Fig 4. Pharmacological insulin treatment acts acutely to destabilize nucleoli.

(A) Representative picture of a cultured salivary gland expressing a mRFP-Fibrillarin fusion gene and counterstained with DAPI. Pie chart shows percent of nuclei that had single nucleoli (white) or multiple nucleoli (black), and arrows indicate which population of nuclei images were taken from. N = total number of nuclei scored, F = percentage of nuclei with multiple nucleoli. (B) As in (A), but cultured with recombinant human insulin for 24 hours. (C) As in (B), but with a 2-hour treatment of Rapamycin prior to insulin addition. (D) As in (B), but with a treatment of Rapamycin during the last 2 hours of insulin exposure. (E) and (F) are as (C) and (D), respectively but treatment was with Actinomycin-D instead of Rapamycin.

Fig 5. Adult diet changes rDNA copy number of progeny.

(A) Crossing scheme used to genetically isolate Y-linked rDNA arrays for quantitative real-time PCR analysis. DNA was extracted from female progeny. C(1)DX has no rDNA (rDNA⁰), X and Y chromosomes initially have normal complements of rDNA (rDNA⁺), and effects of diet are assessed on the patroclinous Y-linked rNA (rDNA*) Numbers ((1) and (2)) are referred to in the main text. (B) Y-linked rDNA copy number of the progeny of males raised on SY10 or SY30 as larvae. Percentages calculated relative to the progeny of males raised on Standard (Std) food, defined as 100% (gray bar). N = 3 pools each of 20 larvae for each condition. (C) Crossing scheme used to treat and isolate Y-linked rDNA arrays for analysis. “Control” flies were derived from freshly-eclosed males mated to C(1)DX females and raised entirely on Standard food, and dietary-manipulated flies were derived from crosses of the same males after brooding on different food sources (see text, including references to (3)-(6)) then outcrossed to C(1)DX females and the progeny raised entirely on Standard food. (D) Y-linked rDNA copy number of progeny of adult males kept for 20 days on SY10, SY30, or Standard food with or without 10 μM Rapamycin. Percentages calculated relative to the progeny of males mated prior to the 20-day treatment (“Control” in (C)). Error bars are standard deviation of three independent biological replicates each of ten sibling females. P-values calculated using Student’s t-test.

Fig 6. rDNA deletions persist through multiple generations.
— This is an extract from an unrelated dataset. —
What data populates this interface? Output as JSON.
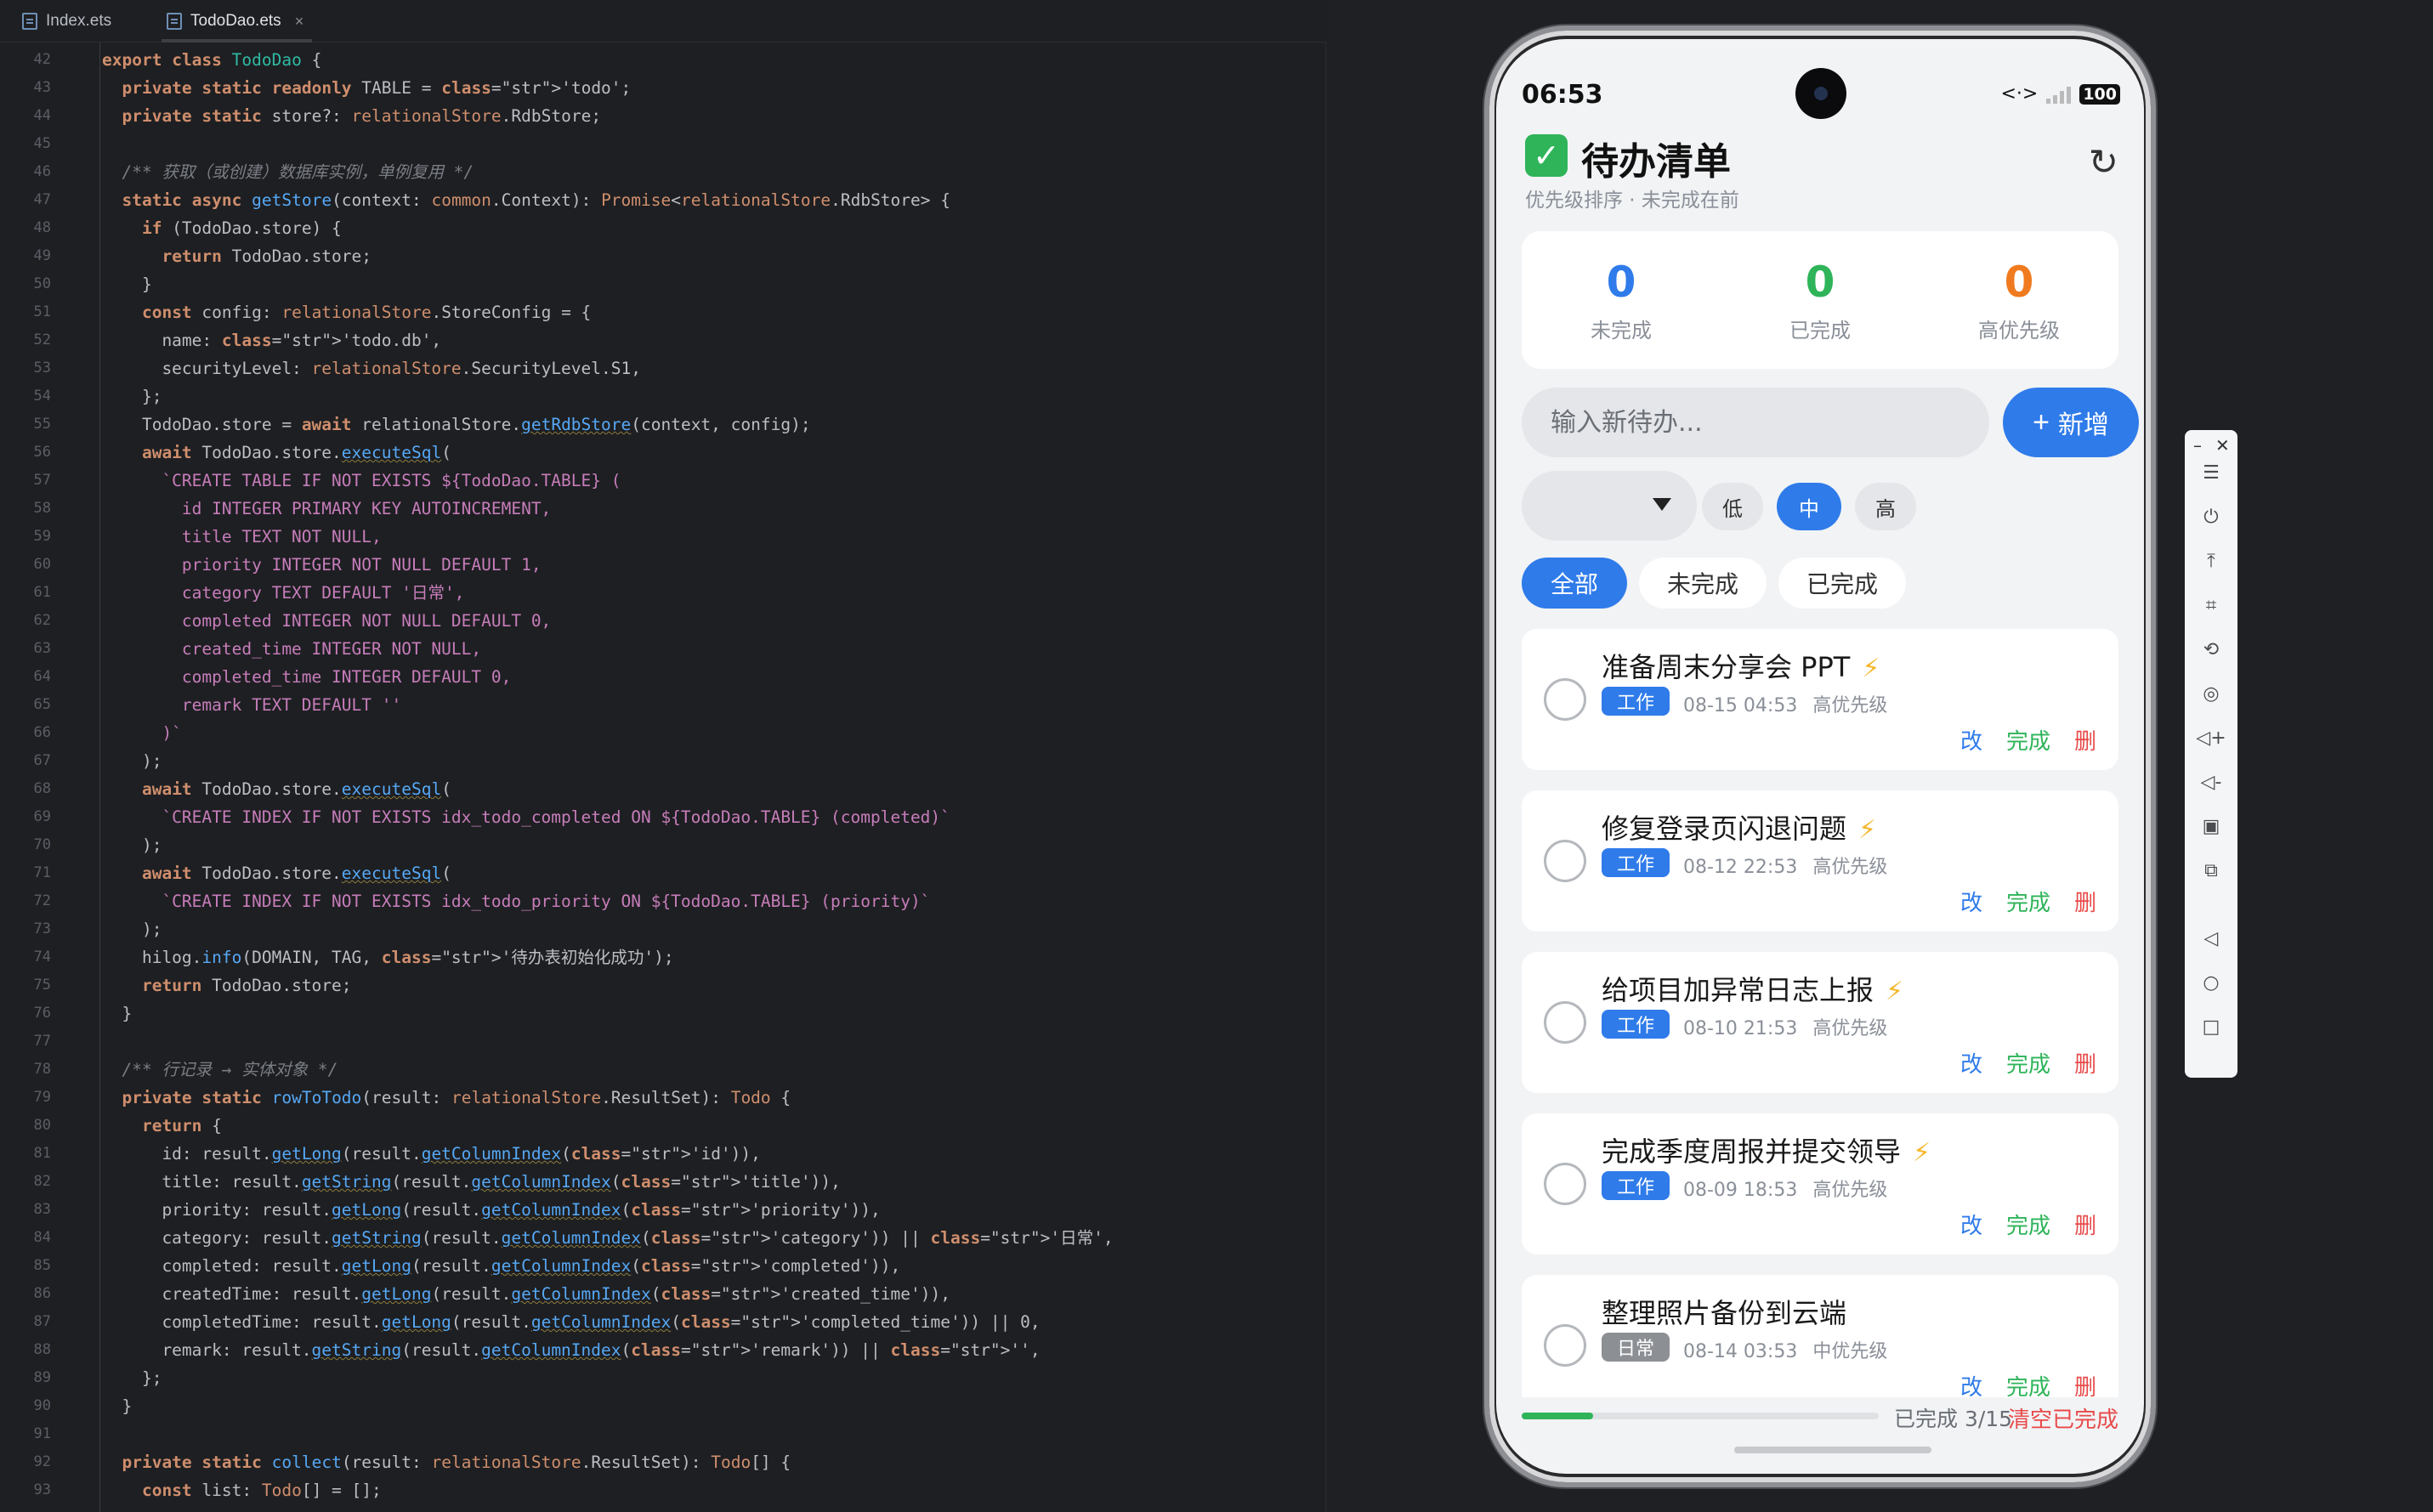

(A) Crossing scheme used to establish long-term rDNA deletion stocks and to isolate Y-rDNA arrays for real-time PCR analysis. Nomenclature is as in Fig 5. (B) Y-rDNA copy number of three independent lines (“Lines” 1–3) established from SY30-fed males. Y-rDNA was isolated and quantified two generations after dietary treatment. Percentages calculated relative to Y-rDNA isolated from F0 males (top line in (A)) prior to treatment. Y-rDNA copy number of an I-CreI induced rDNA deletion (“bb-183”) no fewer than sixty generations after it was established, and subsequently maintained on Standard media. Y-rDNA copy number of a mutation-induced rDNA deletion (“10Bt205”) approximately 25 generations after it was established, and subsequently maintained on Standard media. Percentage calculated relative to the control line from which the deletion stock was generated. DNA was isolated from pools of ten sibling females and error bars represent standard error of the mean of three technical replicates.